Already a three-time national champion quarter-midget racer as a youngster in the ’70s – he started racing when he was just 6 – Vasser returned to the racetrack when his family moved back to the United States when he was 15.
But while attending Live Oak High, most of Vasser’s racing exploits happened off the track, on the streets and back roads of Morgan Hill. In addition to the ’69 Camaro, a car that attracted more than its share of attention from his classmates and local police, Vasser said he used to cruise around Morgan Hill in a variety of cars from his father’s wholesale car dealership.
“I have great childhood memories of growing up in Morgan Hill,” Vasser said. “It’s a great community to live in. There are so many great roads there. Llagas, Chesbro, the road to Anderson Dam. I ran way too fast on those roads. There was nobody out there and you could just let it go. I picked up more than a few tickets in those days. We also had a few parties out at our house.
“I got to know the Morgan Hill police pretty well.”

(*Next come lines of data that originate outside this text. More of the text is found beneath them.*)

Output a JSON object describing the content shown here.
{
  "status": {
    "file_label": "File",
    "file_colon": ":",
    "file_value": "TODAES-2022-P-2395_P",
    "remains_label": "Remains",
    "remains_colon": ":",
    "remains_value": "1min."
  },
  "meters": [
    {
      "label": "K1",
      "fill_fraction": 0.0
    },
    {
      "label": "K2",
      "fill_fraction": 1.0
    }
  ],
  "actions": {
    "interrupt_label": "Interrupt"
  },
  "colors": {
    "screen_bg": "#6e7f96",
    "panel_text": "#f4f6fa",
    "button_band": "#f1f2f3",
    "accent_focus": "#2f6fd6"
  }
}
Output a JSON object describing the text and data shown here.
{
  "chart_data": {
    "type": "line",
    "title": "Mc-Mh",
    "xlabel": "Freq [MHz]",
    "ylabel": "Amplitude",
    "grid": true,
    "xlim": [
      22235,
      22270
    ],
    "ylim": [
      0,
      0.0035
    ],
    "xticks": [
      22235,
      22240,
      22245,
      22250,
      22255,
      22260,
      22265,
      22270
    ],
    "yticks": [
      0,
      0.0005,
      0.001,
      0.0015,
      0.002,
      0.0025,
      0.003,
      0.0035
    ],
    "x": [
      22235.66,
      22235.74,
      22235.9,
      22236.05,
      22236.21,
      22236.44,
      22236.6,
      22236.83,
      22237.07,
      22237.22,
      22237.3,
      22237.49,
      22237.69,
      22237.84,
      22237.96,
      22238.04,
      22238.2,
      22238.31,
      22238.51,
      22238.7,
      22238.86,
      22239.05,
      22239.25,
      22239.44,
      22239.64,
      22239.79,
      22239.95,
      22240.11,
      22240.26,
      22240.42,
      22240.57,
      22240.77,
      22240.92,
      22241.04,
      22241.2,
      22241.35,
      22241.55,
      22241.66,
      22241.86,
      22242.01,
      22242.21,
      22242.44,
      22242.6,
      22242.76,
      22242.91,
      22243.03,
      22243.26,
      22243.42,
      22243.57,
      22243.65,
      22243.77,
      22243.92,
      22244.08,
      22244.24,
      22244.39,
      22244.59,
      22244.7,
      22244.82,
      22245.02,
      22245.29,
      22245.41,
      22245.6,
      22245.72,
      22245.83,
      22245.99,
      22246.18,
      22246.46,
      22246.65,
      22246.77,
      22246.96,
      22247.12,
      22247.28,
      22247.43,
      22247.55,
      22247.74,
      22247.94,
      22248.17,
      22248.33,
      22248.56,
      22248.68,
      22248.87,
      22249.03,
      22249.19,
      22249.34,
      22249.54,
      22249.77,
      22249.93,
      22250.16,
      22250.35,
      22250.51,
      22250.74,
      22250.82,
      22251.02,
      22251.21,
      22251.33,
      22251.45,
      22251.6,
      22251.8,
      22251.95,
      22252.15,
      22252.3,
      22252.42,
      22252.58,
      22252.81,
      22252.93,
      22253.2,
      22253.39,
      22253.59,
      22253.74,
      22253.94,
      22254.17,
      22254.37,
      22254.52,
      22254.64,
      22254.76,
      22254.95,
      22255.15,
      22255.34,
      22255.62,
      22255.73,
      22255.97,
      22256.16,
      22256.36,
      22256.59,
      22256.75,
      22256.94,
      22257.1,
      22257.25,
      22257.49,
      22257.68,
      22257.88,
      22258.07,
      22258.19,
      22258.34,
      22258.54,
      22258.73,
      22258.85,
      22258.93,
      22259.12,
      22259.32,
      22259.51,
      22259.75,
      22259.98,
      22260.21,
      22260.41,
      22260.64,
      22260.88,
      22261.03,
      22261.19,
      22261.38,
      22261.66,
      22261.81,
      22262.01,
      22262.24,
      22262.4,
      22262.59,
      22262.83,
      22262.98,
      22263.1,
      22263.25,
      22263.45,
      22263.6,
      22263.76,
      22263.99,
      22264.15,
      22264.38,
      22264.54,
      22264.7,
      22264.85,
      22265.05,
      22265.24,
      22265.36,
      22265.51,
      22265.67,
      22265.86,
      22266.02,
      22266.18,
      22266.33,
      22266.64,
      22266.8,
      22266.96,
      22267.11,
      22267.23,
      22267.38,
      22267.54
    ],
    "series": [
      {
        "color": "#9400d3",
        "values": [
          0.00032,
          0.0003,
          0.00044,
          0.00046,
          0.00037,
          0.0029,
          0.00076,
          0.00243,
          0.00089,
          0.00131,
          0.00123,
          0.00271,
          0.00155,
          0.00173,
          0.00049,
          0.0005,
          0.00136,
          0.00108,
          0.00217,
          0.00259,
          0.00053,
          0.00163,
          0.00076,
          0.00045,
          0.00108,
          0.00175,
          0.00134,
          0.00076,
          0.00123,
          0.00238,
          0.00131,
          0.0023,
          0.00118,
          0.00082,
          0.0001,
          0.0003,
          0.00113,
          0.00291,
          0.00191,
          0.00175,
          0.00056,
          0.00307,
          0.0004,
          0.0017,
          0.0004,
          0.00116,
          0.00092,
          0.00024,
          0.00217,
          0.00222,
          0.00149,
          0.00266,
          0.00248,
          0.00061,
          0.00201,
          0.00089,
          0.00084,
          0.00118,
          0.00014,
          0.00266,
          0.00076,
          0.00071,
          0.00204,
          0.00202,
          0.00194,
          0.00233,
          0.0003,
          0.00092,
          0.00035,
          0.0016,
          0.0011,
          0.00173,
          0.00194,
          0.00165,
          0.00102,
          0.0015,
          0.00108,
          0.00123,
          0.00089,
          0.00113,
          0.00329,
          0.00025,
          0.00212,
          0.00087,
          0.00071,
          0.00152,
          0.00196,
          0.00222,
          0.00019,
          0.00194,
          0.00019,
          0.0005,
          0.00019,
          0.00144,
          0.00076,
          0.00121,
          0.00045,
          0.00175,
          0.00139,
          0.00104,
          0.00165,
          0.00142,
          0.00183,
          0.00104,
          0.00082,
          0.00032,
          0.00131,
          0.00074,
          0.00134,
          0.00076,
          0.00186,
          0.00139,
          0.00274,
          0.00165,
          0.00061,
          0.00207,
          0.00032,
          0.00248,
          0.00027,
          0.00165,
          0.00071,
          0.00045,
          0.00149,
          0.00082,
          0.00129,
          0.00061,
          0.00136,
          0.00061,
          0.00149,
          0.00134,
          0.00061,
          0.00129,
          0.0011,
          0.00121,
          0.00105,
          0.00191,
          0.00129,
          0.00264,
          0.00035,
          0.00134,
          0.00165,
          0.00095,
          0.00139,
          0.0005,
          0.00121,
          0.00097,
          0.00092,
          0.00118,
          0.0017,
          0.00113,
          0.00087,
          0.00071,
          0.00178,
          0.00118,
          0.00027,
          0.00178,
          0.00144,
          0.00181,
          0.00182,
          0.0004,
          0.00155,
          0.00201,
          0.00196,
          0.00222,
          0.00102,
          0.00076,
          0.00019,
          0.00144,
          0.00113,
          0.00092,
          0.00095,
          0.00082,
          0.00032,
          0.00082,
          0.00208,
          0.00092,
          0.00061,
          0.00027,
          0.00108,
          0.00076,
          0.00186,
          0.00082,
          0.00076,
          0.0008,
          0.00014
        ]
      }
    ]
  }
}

A 1983 Live Oak grad, Vasser also played football for the Acorns and then-head coach Norm Dow. As a junior reserve defensive back he helped the Acorns to the 1982 section championship, then went on to start as a senior. Vasser remembers current Live Oak head coach Rick Booth as his defensive coordinator back then.
Vasser made some fast friends in Morgan Hill, Ted Ornduff and Rick Allen come to mind, some of whom still live locally. The racer said one of his biggest regrets was missing his 20-year class reunion a few years ago.
“I was racing and couldn’t make it,” he said. “I would have really loved to be there.”
After graduating from high school, Vasser attended the Jim Russell Driving School, then moved into the SCCA Formula Ford racing series.
In his first year, he won the North American Formula Ford Pro championship and Rookie of the Year honors. He won three championships in three seasons, starting a meteoric rise to racing prominence that included victories in the Formula Atlantic, SCCA Pro Sports 2000, Canadian Formula Ford 2000 and Toyota Atlantic racing series.
Since joining the Champ Car (then called Indy Car) racing circuit in 1992, Vasser has racked up 10 victories and 31 top-three podium finishes in the series, along with the 1996 overall points championship. He has finished in the Top 10 in points in seven of the last nine seasons.
Still fit in his late 30s at 5-foot-9, 155, Vasser also holds the record for most consecutive Champ Car starts – 204 – breaking the record previously held by Al Unser Jr.
Vasser is one of just seven drivers to win more than $11 million in Series competition, and ranks among the top drivers in history in a host of career Champ Car categories.
But Vasser’s career has been somewhat limited by the infamous CART-IRL break-up which kept the local product from racing in the Indianapolis 500 during his best years.
Vasser’s racing team, which is sponsored by Gulfstream, has a budget of more than $15 million for its two cars and 60 employees. His sponsorship deal also includes the use of a jet for race-related travel.
The teen terror of local roads now makes his home in Las Vegas. He and his family own a pair of auto dealerships in the Napa area.